Dung, 32, started out life as the relatively privileged son of a small town mayor in South Vietnam. But after the North Vietnamese conquered in 1975 his world fell apart. His father was jailed; their property confiscated. His mother began plotting their escape.
The first attempt, when Dung was 15, failed when the fishing boat never showed up. A year later, Dung’s mother scraped together enough to buy him a place on a boat, but that trip was cut short when a patrol boat swooped in.
The teen-age Dung was thrown into jail with hard-core criminals. “Quite an experience,” he recalled with a dry laugh.
Released from jail, Dung went back home. His mother had no money for another escape attempt, so she bartered her courage for a spot on another boat, offering to take on the perilous job of middleman between the boat owner and people who wanted to leave.
“It’s very risky because people can just turn you in and people get jealous because many people want to get out. She put her life on the line,” said Dung.
The third try was a success. After a week at sea, the travelers reached an oil rig owned by Indonesia and were given asylum.
A year in a refugee camp followed--Dung was joined by his sister after three months--and then it was on to Boston. He arrived on a cold May day armed with a rough working knowledge of English, $2 a friend had given him and determination.

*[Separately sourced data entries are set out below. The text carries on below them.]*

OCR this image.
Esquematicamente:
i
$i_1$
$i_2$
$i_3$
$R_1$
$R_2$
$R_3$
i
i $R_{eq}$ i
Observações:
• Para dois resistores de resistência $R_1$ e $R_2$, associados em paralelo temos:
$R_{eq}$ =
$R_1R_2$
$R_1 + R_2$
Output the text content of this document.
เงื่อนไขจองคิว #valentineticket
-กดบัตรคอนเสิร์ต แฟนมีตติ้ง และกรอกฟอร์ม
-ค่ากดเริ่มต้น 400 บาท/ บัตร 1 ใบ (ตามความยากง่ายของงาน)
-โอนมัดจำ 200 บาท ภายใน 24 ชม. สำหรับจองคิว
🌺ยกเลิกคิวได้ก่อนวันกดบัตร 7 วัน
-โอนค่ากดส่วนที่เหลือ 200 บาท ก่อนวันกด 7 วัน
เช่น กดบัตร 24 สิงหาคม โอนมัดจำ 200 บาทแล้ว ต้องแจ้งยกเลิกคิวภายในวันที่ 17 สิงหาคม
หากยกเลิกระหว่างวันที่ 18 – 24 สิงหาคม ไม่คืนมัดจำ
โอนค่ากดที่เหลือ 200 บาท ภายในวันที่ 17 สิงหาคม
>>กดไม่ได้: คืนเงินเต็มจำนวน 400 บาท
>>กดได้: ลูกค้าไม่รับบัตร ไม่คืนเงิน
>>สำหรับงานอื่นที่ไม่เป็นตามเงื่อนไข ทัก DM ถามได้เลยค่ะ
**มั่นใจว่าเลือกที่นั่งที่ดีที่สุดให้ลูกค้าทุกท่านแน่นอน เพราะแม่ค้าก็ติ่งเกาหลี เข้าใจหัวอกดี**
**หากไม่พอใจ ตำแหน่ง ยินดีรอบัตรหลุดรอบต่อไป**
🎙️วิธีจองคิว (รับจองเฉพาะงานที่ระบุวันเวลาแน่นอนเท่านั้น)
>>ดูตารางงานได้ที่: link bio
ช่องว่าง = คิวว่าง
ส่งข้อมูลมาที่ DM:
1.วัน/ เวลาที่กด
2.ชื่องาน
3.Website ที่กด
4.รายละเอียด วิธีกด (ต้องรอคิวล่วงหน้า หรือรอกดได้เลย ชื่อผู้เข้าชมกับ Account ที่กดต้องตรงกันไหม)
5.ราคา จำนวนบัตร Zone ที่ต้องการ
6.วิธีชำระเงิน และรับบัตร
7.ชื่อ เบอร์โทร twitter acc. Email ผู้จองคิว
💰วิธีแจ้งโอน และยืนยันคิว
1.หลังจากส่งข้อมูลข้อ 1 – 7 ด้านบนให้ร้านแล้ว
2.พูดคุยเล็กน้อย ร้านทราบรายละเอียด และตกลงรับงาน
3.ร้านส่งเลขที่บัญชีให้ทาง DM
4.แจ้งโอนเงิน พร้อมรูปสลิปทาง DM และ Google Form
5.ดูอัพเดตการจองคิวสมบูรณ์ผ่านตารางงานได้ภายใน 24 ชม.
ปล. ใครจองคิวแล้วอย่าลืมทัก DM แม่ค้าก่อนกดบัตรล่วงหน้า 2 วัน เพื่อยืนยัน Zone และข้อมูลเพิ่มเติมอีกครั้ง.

Officials wanted the 17-year-old Dung to go into 10th grade. But he took the high school equivalency exam instead, passing by one point, and applied to the University of Massachusetts at Boston.
Three years later, he’d finished a double degree in math and computer science as well as 90% of a master’s program, all while working 30 hours a week.
“Remember,” he said, “this is like coming from a place, a desert, where there’s no water and, going to the United States, it’s like suddenly you jump into the ocean and it’s great. It’s just wonderful to have the opportunity.”
By 1990, Dung’s family was reunited and by 1994, he was working for an e-commerce software computer company, Open Market Inc. Then came his second plunge into the unknown.
Intrigued with the burgeoning world of the Internet, he had been wondering for a while how to make it easier to retrieve and use data. His curiosity took a practical turn when leaders at his Buddhist temple asked him to create a Vietnamese mailing list.
Dung found a way to get the names from the Internet but not without some tedious cutting and pasting. So, he came up with a shortcut: software that would allow him to stay on one site while getting information from others.
Then he started thinking about the commercial possibilities. In 1996, he quit his job to work full time on his new idea. His family was furious.
“It was crazy. (My father) was going to disown me,” he said with a grin.
Venture capital companies were interested in Dung’s ideas, but leery of his inexperience. At one point he was about to accept $100,000 for 33% of his company.
Then a former colleague introduced him to Pine, who had taken up ranching after retiring early in 1994 but was looking for a challenge. When Pine agreed to work with Dung, venture capital became available and the company was able to raise $35 million from investors before going public.
Dung, who has retained a 9.5% share of the company, is modest about the courage it took to forsake the stability of a steady paycheck for the high-risk Internet world.
“Once I start thinking about this possibility, it becomes very hard to do anything else but keep thinking about it. It was like the only way I can function is to do it,” he said.